Get Attention in Competitive Holiday Inbox Tabs with These Email Tips

Inbox tabs are here to stay and will only become more prevalent. Use these tips from columnist Justin Williams to help your emails stand out amongst a sea of competitors in the promotions tab this holiday season.

justinwillilastabbedinboxLike it or not, the 2013 holiday season is here. Whether this is good news or bad news for your holiday email campaigns depends on your ability to deal with two trends in email marketing: increased volume and inbox foldering.

Not only has annual email volume increased year over year, but each holiday season, there is an additional increase of about 20 percent in the number of marketing emails sent. This means more and more messages are competing for recipient attention in the inbox, especially in November and December.

With the rollout of Gmail Inbox Tabs–the largest implementation of automatic inbox foldering to date–you may be competing for limited attention in a purely promotional inbox. Even if Gmail users represent a small percentage of your list, the inbox foldering trend is only going to grow, so if you’re not feeling a need to adjust your strategy now, you will soon.

I laid out a framework for getting email opens in two previous articles: first, get attention; then, drive action.

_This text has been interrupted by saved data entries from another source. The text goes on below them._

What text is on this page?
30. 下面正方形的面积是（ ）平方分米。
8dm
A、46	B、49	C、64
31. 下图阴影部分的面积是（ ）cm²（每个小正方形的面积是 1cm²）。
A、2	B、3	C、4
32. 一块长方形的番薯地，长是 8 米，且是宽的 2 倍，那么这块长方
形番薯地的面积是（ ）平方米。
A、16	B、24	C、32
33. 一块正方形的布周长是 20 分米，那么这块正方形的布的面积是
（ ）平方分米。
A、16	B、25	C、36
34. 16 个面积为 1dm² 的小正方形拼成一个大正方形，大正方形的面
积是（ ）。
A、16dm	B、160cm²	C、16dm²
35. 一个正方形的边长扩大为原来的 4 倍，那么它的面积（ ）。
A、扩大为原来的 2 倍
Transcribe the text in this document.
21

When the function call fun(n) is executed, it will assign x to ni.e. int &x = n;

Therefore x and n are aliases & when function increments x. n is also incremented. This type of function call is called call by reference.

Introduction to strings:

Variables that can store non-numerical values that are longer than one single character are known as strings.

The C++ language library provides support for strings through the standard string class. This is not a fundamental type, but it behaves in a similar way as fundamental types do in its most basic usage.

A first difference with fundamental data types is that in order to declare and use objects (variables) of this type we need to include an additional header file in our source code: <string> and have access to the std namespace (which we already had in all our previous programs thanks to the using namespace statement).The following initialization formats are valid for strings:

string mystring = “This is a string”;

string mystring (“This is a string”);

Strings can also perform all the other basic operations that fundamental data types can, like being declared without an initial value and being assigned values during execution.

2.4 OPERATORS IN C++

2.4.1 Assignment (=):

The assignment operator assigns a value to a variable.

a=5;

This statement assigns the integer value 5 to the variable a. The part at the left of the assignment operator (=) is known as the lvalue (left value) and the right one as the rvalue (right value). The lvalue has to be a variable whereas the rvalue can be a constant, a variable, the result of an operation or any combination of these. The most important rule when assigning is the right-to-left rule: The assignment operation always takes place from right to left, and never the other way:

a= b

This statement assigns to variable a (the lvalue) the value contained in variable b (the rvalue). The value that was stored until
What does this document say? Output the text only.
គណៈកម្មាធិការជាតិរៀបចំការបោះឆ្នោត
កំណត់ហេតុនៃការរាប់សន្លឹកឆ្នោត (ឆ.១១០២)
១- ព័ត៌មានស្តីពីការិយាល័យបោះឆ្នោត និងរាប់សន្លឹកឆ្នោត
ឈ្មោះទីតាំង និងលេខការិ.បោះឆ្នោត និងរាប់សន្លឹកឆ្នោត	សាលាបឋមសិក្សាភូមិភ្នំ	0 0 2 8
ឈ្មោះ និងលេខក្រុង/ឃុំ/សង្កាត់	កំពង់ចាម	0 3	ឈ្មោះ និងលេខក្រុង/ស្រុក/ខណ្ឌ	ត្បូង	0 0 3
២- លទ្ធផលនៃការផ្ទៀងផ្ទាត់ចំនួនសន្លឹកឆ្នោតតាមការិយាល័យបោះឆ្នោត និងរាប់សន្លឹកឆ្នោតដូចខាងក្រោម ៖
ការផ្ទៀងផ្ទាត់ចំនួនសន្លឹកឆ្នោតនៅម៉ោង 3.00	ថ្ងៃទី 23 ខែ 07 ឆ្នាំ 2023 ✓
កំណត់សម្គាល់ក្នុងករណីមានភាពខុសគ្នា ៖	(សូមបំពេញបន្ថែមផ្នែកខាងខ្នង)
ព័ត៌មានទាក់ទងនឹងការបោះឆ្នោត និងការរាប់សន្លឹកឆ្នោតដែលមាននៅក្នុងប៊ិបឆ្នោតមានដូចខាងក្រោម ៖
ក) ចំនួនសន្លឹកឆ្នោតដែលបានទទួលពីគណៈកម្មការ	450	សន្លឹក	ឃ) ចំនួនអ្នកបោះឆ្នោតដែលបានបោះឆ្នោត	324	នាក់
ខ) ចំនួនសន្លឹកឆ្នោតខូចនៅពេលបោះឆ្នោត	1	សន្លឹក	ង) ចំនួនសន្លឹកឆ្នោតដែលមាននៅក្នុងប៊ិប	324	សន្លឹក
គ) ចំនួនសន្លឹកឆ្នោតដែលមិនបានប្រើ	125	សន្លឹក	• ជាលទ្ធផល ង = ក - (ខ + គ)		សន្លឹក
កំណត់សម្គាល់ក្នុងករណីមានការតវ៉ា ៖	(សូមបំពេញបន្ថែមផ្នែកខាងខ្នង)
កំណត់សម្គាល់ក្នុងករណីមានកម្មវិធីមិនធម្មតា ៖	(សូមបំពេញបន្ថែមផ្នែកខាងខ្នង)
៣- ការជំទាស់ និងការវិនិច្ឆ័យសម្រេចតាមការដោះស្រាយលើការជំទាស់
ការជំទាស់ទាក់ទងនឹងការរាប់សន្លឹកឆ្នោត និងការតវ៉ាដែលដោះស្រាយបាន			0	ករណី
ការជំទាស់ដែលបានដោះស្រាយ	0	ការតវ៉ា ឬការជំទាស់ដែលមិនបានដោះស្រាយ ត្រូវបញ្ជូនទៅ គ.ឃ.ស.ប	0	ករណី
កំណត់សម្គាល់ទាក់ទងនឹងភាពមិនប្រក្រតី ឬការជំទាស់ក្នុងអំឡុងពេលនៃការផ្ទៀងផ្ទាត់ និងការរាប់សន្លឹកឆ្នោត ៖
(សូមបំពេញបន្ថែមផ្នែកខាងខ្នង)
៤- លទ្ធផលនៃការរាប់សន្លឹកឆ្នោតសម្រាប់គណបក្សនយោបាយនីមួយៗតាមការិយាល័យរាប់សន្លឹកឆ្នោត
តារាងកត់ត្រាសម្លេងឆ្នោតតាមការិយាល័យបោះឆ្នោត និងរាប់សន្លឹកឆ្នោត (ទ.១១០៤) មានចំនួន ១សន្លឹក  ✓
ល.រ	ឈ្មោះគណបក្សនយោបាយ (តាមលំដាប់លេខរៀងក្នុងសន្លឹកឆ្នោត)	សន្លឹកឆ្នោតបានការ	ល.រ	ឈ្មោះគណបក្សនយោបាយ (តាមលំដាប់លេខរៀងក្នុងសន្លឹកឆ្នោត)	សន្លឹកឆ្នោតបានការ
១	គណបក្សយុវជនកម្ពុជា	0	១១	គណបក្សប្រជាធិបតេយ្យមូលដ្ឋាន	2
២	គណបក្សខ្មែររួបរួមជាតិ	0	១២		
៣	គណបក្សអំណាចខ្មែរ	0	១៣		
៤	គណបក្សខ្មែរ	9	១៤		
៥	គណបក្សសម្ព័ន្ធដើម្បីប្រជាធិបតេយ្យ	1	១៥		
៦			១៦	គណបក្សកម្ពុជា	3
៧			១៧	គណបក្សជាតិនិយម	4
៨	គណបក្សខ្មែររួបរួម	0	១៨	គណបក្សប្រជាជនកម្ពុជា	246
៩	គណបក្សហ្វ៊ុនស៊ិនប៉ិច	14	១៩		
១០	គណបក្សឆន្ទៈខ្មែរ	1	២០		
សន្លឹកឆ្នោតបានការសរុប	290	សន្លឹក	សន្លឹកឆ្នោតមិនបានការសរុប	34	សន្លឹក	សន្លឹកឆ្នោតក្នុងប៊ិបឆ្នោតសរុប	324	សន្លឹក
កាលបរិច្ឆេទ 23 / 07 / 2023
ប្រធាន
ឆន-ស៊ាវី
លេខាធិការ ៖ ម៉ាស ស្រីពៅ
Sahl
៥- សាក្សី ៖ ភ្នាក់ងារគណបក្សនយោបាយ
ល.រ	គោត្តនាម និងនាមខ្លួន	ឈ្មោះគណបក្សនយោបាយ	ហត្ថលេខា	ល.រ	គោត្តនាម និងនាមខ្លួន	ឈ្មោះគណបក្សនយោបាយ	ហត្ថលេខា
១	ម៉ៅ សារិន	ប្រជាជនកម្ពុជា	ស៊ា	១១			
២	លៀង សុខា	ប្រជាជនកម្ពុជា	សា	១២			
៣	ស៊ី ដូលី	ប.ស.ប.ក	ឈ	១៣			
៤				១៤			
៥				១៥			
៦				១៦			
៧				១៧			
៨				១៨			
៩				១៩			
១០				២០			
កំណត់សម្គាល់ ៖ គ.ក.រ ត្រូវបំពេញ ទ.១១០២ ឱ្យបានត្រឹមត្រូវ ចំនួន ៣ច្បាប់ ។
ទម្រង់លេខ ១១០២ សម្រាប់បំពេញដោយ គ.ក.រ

To get attention, you’ll need to stand out among the other messages competing for your recipients’ eyes and mind.

Getting Attention in a Crowded Email Inbox Tab

Attention is concentration on one item while excluding other items. In cognitive science (the study of the brain and thought processes), the brain grants concentration in one of two ways. Understanding these two different mechanisms by which the brain gives focus to things will help inform how your subject lines can stand out, especially in highly competitive environments.

  • While using the first mechanism, the brain is searching for a specific thing, and those items that are noticed match in some way the mental concept that is being searched for. This mechanism is known as goal-directed or top-down.
  • In the second mechanism, called exploratory, the brain is running on automatic, searching for sets of stimuli to trigger a goal-oriented search or other information that could be important about the environment (ie.: the sudden appearance of a spider).

When looking at an inbox, most brains will be in goal-oriented mode, looking for important items that require their attention. In goal-oriented mode, the more similar other stimuli (subject lines and from names) are to the target object (your subject line), the less likely your target object is to stand out and get attention. You want to make your subject line stand out visually from the other subject lines as much as possible. This will increase the chances that it will be the subject line that captures your recipients’ attention.

Tips for Stand-Out Subject Lines

How can you make your subject lines stand out? Here are a few suggestions:

  • Many brands highlight offers in their subject lines. Be different and tease something else in your email to get the open, and then highlight the offer inside the email.
  • Subject lines average about 50 characters. Try going shorter. True, some studies indicate longer subject lines receive higher open rates, but several other studies show no correlation. The point here is not to be long or short, but different than everyone else so that your subject line stands out.
  • Icons in subject lines may help. Just don’t forget that once you get the email open, you need a click through to make the open valuable, so don’t be ridiculous. (Also, don’t do this every time. Read on to the end to find out why.)

As inbox foldering becomes more common, strategies to increase the salience of your subject line compared to others become even more important, since the context in which your subject is viewed (i.e. a tab specifically for marketing emails) means that the neighboring subject lines are more similar than they would be in a general inbox.

Standing Out to Recipients in Exploratory Mode

Now, the exploratory mechanism is a little less related to our case, but still somewhat relevant. The exploratory mechanism–literally localized in a different part of the brain than the goal-oriented mechanism–has the job of discarding a lot of stimuli and only granting attention to the stimuli it deems most important to survival and success.

In order to do it’s job effectively, this part of the brain must efficiently filter out things it recognizes as being inconsequential (i.e.: the familiar).

Remember the first time you went into a new building or moved into a new place, and every little thing caught your attention? That old nail on the wall, the color of the paint, the way the door opened. At first, your brain doesn’t know what’s important and what’s not in this new environment, so it pays attention to all of it. Once you’ve gained some familiarity, you don’t pay attention to all those little things, unless someone calls your attention to it and you go into the goal-oriented mode.

In a similar way, recipients become habituated to your emails over time. If your from name is consistent (good) and your subject line always has the same structure (not as good), your recipient is less likely to even grant attention to your email much less engage with it. That’s why using icons in your email subject lines might result in great open rates initially, but if you use icons consistently, recipients will become familiarized to this style of subject line, causing inbox attention (and thus open rates) to decline.

To stand out to recipients browsing in the exploratory mode, you need to continuously switch it up:

  • If you’ve always sent short subject lines, next time send long ones, or vice versa.
  • If your subject lines always include a “10% off” or some other offer, try excluding that next time.
  • If your subject lines always start with the same phrase, exclude that phrase.

The above suggestions are but a few ways in which you can go about garnering recipient attention in the competitive holiday inbox.

Remember: in order to stand out, your email subject lines need to be both visually different from your competitors and from your own previous subject lines. So this holiday season, take a chance on something different-you may find it’s more effective than you expected.